The abundantly available energy source across the world – the sun – seems to be the best alternative to its non-renewable counterparts. Here is an inspiring new way of tapping solar energy.
It is through the use of ‘solar ponds’. Solar ponds can collect energy in a large scale, having integral heat storage capable of supplying thermal energy. It can be used for applying in various fields like — process heating, water desalination, refrigeration, drying and power generation.
Solar ponds are the best energy-trapping sources, especially in the developing countries as it can be constructed anywhere, and is also economical. It works best at places where low cost salt and bittern are available. Since, it requires good supply of sea water or water for filling and flushing, high solar radiation, and land at low cost, coastal areas are their ideal locations.

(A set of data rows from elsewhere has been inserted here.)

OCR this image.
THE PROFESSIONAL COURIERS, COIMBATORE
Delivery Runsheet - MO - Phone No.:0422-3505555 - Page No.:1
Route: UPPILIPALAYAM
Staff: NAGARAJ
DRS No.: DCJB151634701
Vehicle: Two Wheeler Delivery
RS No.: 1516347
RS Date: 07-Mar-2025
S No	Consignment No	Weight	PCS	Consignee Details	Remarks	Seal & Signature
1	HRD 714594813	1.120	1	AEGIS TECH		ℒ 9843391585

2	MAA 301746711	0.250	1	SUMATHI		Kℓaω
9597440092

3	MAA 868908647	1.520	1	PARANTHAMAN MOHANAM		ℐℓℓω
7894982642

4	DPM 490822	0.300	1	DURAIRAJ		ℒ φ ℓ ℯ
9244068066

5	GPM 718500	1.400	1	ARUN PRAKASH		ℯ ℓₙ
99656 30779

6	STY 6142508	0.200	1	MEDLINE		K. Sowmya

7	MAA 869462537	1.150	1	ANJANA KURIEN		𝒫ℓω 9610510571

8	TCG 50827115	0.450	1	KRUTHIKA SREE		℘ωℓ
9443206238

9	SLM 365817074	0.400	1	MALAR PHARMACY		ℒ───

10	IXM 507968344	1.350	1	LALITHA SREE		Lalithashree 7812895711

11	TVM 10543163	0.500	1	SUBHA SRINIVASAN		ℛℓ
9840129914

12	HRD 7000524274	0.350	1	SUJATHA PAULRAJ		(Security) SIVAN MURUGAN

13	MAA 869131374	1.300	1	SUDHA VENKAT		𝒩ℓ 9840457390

This is how a solar pond works:
A solar pond has three zones. The top zone is the surface zone, or UCZ (Upper Convective Zone), which is at atmospheric temperature and has little salt content. The bottom zone is very hot, 70°- 85° C, and is very salty. It is this zone that collects and stores solar energy in the form of heat, and is, therefore, known as the storage zone or LCZ (Lower Convective Zone). Separating these two zones is the important gradient zone or NCZ (Non-Convective Zone). Here the salt content increases as depth increases, thereby creating a salinity or density gradient. If we consider a particular layer in this zone, water of that layer cannot rise, as the layer of water above has less salt content and is, therefore, lighter. Similarly, the water from this layer cannot fall as the water layer below has a higher salt content and is, therefore, heavier. This gradient zone acts as a transparent insulator permitting sunlight to reach the bottom zone but also entrapping it there. The trapped (solar) energy is then withdrawn from the pond in the form of hot brine from the storage zone.